Da Meloni nessuna risposta, ma raramente si era visto un attacco così pungente da parte della leader dem, e capace di cogliere nel segno in pochi caratteri.

Tra i due episodi si è poi inserita la risposta a Conte, reo di aver definito il Pd «un partito bellicista» in risposta allo stupore esplicitato da Roberto Speranza sull’indecisione del leader M5S di scegliere tra Biden e Trump. Da mesi buona parte del partito chiedeva alla segretaria di rispondere per le rime all’ex presidente del Consiglio, che pur riconoscendo la necessità dell’alleanza con i dem in ottica futura, non risparmia un giorno sì e l’altro pure critiche al Pd. «Chi attacca più noi che la destra di governo ha sbagliato strada», ha detto Schlein accompagnata da dichiarazioni di altri esponenti dem dal sapore ancora più amaro. «Non accettiamo lezioni da chi non ha titoli per impartircene», ha detto su queste colonne Matteo Orfini, mentre per Lorenzo Guerini «il Pd è stato ed è dalla parte della difesa della libertà e della sovranità dell’Ucraina, dalla parte del diritto internazionale, senza esitazioni o ambiguità».

Ma Schlein ha attaccato Conte anche sulla Rai, accusandolo in sostanza di far parte dell’accrodo di maggiroanza per spartirsi le poltrone del servizio pubblico.
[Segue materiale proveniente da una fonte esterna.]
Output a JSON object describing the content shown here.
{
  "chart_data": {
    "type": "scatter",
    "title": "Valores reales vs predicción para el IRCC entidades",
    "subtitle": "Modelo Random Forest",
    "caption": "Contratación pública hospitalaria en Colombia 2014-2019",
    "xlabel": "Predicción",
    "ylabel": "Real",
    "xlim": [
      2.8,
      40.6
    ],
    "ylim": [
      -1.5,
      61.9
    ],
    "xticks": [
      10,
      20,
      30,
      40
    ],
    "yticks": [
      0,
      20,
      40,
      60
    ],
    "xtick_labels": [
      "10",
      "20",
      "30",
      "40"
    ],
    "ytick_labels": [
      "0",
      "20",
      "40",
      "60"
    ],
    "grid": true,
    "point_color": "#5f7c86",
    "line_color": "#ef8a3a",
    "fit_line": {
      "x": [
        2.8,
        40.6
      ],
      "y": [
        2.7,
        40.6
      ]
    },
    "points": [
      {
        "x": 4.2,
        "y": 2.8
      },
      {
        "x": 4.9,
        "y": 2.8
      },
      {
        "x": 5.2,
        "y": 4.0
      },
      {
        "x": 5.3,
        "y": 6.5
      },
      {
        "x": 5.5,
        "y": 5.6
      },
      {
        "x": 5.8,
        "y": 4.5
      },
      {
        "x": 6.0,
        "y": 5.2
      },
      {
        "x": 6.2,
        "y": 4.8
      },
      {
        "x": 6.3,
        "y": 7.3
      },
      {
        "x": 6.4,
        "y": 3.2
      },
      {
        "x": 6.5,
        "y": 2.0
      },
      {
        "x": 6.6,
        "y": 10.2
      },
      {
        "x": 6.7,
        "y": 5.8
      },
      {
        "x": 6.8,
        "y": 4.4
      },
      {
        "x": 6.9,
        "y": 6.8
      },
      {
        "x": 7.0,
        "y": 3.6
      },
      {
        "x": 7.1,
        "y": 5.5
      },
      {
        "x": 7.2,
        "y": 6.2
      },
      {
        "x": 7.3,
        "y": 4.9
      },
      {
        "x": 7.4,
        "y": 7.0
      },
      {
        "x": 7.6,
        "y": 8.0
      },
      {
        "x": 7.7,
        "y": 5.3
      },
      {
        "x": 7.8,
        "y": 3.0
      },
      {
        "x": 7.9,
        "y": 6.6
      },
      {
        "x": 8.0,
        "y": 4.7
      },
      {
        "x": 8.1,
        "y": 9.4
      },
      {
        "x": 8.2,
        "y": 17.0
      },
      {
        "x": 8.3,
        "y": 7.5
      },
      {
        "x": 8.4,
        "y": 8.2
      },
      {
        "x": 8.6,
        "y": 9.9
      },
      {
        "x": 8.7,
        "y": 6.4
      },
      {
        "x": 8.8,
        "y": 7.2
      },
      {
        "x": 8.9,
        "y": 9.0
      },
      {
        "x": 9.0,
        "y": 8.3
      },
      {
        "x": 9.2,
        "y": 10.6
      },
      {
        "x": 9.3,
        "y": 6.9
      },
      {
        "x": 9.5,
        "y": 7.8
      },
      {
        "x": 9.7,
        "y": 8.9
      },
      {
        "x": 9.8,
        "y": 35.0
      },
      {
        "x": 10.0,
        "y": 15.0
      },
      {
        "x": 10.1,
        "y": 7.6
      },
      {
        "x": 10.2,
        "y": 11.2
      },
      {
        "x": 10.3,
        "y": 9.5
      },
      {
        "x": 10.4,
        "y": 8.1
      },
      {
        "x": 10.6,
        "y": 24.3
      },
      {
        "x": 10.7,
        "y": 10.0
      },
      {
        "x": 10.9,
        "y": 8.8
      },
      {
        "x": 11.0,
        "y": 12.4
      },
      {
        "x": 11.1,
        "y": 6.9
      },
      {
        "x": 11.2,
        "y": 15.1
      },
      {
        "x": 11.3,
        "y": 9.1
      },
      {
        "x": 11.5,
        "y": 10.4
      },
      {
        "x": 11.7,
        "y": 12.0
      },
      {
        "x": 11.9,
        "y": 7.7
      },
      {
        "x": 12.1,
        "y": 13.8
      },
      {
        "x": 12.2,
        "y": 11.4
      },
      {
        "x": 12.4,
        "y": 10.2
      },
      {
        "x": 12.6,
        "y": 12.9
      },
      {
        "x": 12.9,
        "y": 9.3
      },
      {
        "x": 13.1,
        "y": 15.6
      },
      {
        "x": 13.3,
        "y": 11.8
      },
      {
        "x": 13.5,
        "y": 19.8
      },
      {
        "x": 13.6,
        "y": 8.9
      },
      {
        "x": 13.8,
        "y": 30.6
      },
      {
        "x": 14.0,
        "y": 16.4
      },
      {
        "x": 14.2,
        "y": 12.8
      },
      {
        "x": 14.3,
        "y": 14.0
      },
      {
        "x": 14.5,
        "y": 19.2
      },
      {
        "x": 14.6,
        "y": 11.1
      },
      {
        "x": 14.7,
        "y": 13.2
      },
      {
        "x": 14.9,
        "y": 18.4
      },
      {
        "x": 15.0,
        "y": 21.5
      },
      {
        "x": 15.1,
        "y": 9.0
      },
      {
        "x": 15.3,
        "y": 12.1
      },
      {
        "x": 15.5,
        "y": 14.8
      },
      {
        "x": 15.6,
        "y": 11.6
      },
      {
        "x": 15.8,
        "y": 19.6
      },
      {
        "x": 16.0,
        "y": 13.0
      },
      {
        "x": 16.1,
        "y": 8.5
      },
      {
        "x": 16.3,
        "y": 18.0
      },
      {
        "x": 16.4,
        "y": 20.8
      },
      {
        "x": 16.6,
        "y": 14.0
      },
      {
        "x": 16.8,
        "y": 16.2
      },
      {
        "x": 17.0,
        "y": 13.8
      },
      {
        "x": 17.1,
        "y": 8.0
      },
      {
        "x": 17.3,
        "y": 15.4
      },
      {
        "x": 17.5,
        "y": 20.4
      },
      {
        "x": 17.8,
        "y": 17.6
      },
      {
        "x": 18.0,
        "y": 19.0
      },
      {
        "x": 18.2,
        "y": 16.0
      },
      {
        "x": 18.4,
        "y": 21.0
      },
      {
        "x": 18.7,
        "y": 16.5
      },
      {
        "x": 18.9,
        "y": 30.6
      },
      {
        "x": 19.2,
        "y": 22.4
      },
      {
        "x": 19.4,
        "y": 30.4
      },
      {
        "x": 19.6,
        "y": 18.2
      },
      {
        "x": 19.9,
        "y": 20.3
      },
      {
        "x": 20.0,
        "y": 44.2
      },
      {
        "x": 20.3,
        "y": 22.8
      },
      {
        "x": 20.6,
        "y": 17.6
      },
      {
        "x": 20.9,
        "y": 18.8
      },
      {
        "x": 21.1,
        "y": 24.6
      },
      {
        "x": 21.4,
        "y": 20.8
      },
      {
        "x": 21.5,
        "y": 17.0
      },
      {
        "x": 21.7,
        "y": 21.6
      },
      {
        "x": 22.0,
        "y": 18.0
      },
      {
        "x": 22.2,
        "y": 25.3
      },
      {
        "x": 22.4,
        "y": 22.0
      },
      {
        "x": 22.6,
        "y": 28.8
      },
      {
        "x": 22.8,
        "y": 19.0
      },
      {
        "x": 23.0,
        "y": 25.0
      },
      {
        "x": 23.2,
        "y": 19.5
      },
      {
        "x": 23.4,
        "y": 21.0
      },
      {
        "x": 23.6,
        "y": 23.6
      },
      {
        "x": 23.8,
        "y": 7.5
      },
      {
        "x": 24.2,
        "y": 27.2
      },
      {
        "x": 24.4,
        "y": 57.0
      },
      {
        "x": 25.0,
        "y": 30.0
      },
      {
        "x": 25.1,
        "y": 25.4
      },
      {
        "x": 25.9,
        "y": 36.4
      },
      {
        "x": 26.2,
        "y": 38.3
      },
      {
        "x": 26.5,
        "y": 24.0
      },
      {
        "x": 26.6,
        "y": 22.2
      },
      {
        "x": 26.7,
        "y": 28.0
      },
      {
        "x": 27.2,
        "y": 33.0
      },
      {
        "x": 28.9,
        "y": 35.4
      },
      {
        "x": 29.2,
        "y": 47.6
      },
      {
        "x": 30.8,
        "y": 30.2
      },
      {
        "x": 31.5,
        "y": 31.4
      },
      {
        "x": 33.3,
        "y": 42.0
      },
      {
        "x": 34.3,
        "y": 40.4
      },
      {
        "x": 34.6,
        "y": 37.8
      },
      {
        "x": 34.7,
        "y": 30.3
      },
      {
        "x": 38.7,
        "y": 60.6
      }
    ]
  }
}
Il ledaer M5S non sarà infatti al sit- in di mercoledì davanti alla Rai, definito «ipocrita», e il commento della segretaria dem non lascia spazio ad equivoci. «Evidentemente non sentono come noi il problema e l’urgenza di intervenire rispetto all’uso propagandistico che questo Governo sta facendo della pubblica informazione», ha scandito la leader del Nazareno.

Insomma, un cambio di paradigma che ha come orizzonte il confronto in tv con la presidente del Consiglio prima delle Europee, ma che proprio in vista del voto di giugno, dove si voterà con il proporzionale, coinvolge anche il leader M5S. E finalmente, almeno su questo, Schlein può dire di avere dietro la maggioranza del partito.